Shiva (Siva) Nataraja - Lord of the Dance
    ‘Well, it’s terrific,’ he says, ‘I mean, I saw a whole bunch – exhibition, I mean – rooms full of them here in Sydney last year. I had read about them but I didn’t expect what happened to me when I stood in front of one. It was a bronze figure. I got this sense that it was almost alive because it had so much movement in it. It was like a coiled spring. The twist in the body, and the position of the arms and legs like it was going to spring into action.’

    'It’s Shiva in his incarnation as Nataraja, Lord of the Dance, so you really got it.'

    I’m excited by this, and now I have no nervousness. I lose myself in the discussion while trying not to turn it into a lecture.

    'It took you to another plane – to something essential. Maybe towards some transcending truth? Some.... glimpse of reality maybe?'

    I was pushing it a bit, I know, but I wanted to steer the conversation back to where we started, without killing it. It was a bit quiet at the other end of the line.

    ‘Tell me, did you notice what the god was standing on?’

    ‘It looked like a baby to me. I didn’t quite get that but I knew Shiva was the God of Destruction, so I guessed it meant nothing was free of death. It could be even a baby that dies.’

    ‘No, that’s not it, though you’re on the right track in one way. It’s not a baby at all – it’s a demon. But what demon is it? It’s the Demon of Ignorance. Shiva’s whole dance is about the destruction of ignorance, the demon that causes so much harm to the world. I said in the lectures on Hinduism that Shiva’s one of the three gods of the Hindu trinity – one each for creation, preservation and destruction. Shiva represents destruction. But out of destruction always comes something new.

    ‘I’m not actually a student of yours, he says, I’m just listening in by chance!’

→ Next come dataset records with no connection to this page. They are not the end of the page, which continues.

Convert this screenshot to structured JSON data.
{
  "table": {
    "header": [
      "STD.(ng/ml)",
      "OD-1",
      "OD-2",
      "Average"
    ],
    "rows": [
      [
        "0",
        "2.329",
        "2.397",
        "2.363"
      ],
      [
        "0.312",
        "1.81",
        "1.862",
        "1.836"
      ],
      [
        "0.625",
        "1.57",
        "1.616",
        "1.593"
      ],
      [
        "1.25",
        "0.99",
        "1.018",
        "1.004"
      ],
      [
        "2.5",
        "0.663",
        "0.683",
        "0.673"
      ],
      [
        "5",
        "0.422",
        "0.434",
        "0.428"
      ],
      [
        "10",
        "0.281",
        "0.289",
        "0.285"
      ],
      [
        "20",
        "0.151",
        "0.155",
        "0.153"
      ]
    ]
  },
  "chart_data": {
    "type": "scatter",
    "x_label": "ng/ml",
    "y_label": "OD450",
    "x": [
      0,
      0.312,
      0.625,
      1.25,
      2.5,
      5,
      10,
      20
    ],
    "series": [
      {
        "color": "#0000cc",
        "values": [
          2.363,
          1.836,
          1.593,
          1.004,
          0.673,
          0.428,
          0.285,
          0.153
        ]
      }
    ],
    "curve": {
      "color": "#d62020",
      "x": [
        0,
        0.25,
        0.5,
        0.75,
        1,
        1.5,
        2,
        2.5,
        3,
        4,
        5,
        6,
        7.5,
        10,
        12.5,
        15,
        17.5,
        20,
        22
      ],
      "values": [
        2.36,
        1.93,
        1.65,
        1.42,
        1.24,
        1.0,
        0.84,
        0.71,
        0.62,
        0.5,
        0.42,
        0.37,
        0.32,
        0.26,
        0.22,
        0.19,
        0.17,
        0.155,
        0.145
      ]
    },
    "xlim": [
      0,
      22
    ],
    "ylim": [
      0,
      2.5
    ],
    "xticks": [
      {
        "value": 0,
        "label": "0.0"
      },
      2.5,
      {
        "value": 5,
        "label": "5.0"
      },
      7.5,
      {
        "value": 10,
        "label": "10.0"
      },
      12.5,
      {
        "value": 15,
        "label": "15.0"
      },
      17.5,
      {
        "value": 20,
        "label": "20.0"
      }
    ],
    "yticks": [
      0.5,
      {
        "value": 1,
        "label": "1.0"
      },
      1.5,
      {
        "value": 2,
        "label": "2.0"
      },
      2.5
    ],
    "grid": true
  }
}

    No matter, I’m on a roll.

    ‘A cicada breaks its shell to escape from it. The Hindu gods aren’t separate from each other – they’re just symbolic in their roles in the order of things in the universe. They release humanity spiritually from its state of ignorance and that’s the message. But it’s not a message in words. It’s a performance of yoga, in the real sense of that word. So your piece of art has some universal meaning.’

    I knew I had explained some of this on the recorded lecture so I didn’t want to double back, and there were other callers waiting – Wal had given me the sign. So much more I wanted to say! How this transcendence can be felt anywhere, by anyone, in the presence of any object or place of art – or nature – if the circumstances are right. For others, it may simply pass them by. They aren’t ready for it. Or they don't want it.

    ‘Words! When you define something you take something away from it. There's only one thing you can take away from art by trying to define it, and that's its boundaries. Definitions are created in words, and I’ve said in my lectures on Hinduism that words are good servants but bad masters.’

    I remember then that he hasn’t heard that lecture, but so what?

    ‘Words serve their purpose well for most of the time but they can also mislead us. All those words can be so capriciously defined later on in religious texts.... causing so much harm as well as comfort! You go to a dictionary to define a word, and it gives you an indication of its meaning in terms of other words. Go to those words in the dictionary and eventually - maybe quickly - you find yourself right back where you started.'

    'You don’t find actual meaning in a dictionary or an explanation. Art is something you have to experience to get at its essence or truth. It can be a little watercolour, or a huge Constable in the National Gallery in London, or a Buddha in meditation. Or, your Shiva Nataraja, Lord of the Dance.’

    I guess we have to move on. So inadequate an explanation, but Joe Gelanesi in Sydney is about to put the next caller through.... I’m ready for anything now. Bring it on!

    ‘Ummmm... Dr Wright? I called because I’m having trouble with the next essay....’

    *** SIGH *** Oh well. That’s how it goes.